BI NTB Catat Outflow Rp2,28 Triliun Selama Ramadan 2026

Mataram (Inside Lombok) – Kantor Perwakilan Bank Indonesia (KPBI) Provinsi NTB mencatat uang tunai yang keluar (outflow) selama program Semarak Rupiah Ramadan dan Berkah Idulfitri (SERAMBI) 2026 mencapai Rp2,28 triliun. Program tersebut berlangsung sejak 19 Februari hingga 17 Maret 2026 untuk memenuhi kebutuhan uang rupiah masyarakat menjelang Idulfitri.

Kepala Perwakilan Bank Indonesia Provinsi NTB, Hario K. Pamungkas menyebut pemenuhan kebutuhan uang tunai tersebut merupakan hasil sinergi antara Bank Indonesia dan perbankan di seluruh wilayah NTB.

“Selama periode SERAMBI, total uang yang keluar dari Bank Indonesia mencapai Rp2,28 triliun. Jumlah ini mencakup penarikan oleh perbankan sebesar Rp1,77 triliun, layanan kas keliling Rp25,19 miliar, serta kegiatan penukaran langsung senilai Rp487,24 miliar,” ujarnya.

Program SERAMBI 2026 dilaksanakan dalam tiga fase dengan menjangkau berbagai wilayah di NTB. Pada tahap awal, layanan difokuskan ke wilayah Selong, Jerowaru, Tanjung, dan Sembalun dengan dukungan 85 titik loket bank di 10 kabupaten/kota. Tahap berikutnya menyasar Pulau Bungin dan Maluk serta layanan terpadu di Halaman Parkir Islamic Center Mataram yang melibatkan 11 perbankan nasional dan daerah, kemudian dilanjutkan dengan layanan di Bandara Internasional Zainuddin Abdul Madjid dan Pelabuhan Lembar menjelang arus mudik.

Bank Indonesia mencatat sebanyak 26.111 orang memanfaatkan layanan penukaran uang selama program tersebut. Menurut Hario, pecahan yang paling banyak diminati masyarakat adalah Rp5.000 dan Rp10.000 karena banyak digunakan untuk tradisi berbagi saat Idulfitri.

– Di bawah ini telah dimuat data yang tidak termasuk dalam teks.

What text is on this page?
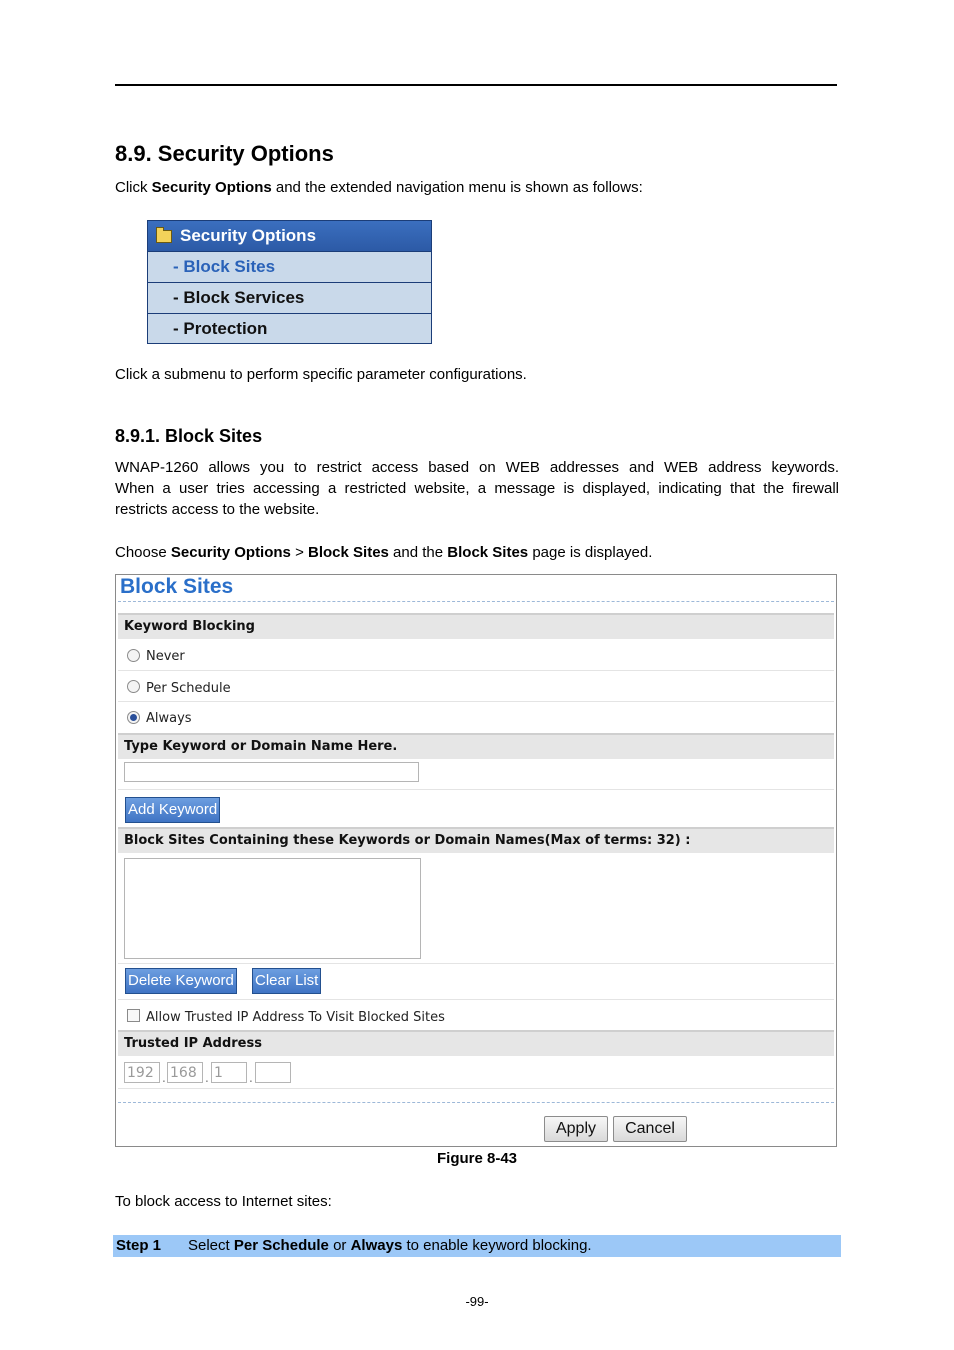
8.9. Security Options
Click Security Options and the extended navigation menu is shown as follows:
Security Options
- Block Sites
- Block Services
- Protection
Click a submenu to perform specific parameter configurations.
8.9.1. Block Sites
WNAP-1260 allows you to restrict access based on WEB addresses and WEB address keywords.
When a user tries accessing a restricted website, a message is displayed, indicating that the firewall
restricts access to the website.
Choose Security Options > Block Sites and the Block Sites page is displayed.
Block Sites
Keyword Blocking
Never
Per Schedule
Always
Type Keyword or Domain Name Here.
Add Keyword
Block Sites Containing these Keywords or Domain Names(Max of terms: 32) :
Delete Keyword Clear List
Allow Trusted IP Address To Visit Blocked Sites
Trusted IP Address
192 . 168 . 1	.
Apply	Cancel
Figure 8-43
To block access to Internet sites:
Step 1 Select Per Schedule or Always to enable keyword blocking.
-99-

“Pecahan yang paling banyak diminati oleh masyarakat adalah Rp5.000 dan Rp10.000. Kami melihat antusiasme yang sangat tinggi, di mana kuota penukaran selalu terisi penuh setiap harinya,” tuturnya.

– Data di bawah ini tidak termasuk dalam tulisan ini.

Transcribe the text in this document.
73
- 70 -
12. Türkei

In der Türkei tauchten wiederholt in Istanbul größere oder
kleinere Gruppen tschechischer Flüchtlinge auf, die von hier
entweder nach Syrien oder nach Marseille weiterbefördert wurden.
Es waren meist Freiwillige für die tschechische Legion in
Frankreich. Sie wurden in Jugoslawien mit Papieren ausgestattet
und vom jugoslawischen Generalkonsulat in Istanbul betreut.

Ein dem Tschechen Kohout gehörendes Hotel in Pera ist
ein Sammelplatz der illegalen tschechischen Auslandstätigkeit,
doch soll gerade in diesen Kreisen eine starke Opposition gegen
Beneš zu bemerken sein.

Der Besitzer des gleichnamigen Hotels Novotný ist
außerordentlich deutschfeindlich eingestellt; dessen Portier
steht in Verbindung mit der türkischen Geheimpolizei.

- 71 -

Ia juga mengapresiasi kedisiplinan masyarakat selama proses penukaran yang berlangsung tertib dan lancar. Bank Indonesia bersama perbankan, kata dia, berkomitmen memastikan ketersediaan uang tunai hingga ke wilayah pelosok agar masyarakat dapat memenuhi kebutuhan menjelang Idulfitri.

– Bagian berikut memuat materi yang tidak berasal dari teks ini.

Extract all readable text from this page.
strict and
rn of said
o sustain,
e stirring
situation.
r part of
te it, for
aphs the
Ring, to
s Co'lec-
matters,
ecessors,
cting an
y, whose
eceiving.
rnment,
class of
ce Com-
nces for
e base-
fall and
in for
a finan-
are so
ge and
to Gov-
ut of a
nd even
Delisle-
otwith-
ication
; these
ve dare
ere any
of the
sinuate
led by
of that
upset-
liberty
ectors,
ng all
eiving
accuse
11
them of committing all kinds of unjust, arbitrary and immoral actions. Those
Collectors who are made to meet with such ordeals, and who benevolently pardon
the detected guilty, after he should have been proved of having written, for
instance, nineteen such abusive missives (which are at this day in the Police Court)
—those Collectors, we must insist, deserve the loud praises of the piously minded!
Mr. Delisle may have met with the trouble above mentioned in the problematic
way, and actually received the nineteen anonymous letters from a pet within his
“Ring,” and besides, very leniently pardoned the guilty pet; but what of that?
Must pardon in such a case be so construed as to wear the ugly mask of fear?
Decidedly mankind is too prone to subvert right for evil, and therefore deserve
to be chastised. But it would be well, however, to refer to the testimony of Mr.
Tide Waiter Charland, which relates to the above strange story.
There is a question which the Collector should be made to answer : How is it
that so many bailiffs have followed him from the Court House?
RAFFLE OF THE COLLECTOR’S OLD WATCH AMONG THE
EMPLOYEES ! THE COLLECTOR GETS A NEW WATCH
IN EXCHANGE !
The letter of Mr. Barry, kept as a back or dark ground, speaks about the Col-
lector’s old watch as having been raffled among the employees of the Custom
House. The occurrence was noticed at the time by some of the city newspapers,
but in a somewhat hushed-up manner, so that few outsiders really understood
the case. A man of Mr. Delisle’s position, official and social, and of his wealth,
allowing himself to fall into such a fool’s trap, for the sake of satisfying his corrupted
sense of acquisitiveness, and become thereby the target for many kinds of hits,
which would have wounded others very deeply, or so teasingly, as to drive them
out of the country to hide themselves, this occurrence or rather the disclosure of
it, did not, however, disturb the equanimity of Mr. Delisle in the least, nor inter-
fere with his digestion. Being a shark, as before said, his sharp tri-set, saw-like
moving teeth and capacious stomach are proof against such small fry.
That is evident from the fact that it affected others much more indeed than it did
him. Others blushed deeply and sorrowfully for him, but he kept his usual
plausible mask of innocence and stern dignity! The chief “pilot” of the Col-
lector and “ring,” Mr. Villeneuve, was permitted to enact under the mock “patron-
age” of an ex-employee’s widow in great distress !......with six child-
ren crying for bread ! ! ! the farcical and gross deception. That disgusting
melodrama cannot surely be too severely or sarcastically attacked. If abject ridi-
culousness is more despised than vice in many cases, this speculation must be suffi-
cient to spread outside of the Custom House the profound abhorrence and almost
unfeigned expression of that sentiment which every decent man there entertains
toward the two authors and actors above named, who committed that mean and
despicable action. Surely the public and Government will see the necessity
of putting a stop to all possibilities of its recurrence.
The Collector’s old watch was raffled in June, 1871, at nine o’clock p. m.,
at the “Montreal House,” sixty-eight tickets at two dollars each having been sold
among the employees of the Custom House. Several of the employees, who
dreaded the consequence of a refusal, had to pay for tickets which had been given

“Respon masyarakat sangat positif. Banyak dari mereka yang baru pertama kali mencoba layanan ini dan merasa terbantu. Selain mendapatkan uang layak edar, kegiatan ini memperkuat nilai kebersamaan saat mereka membagikannya kepada keluarga dan kerabat di hari raya,” pungkasnya.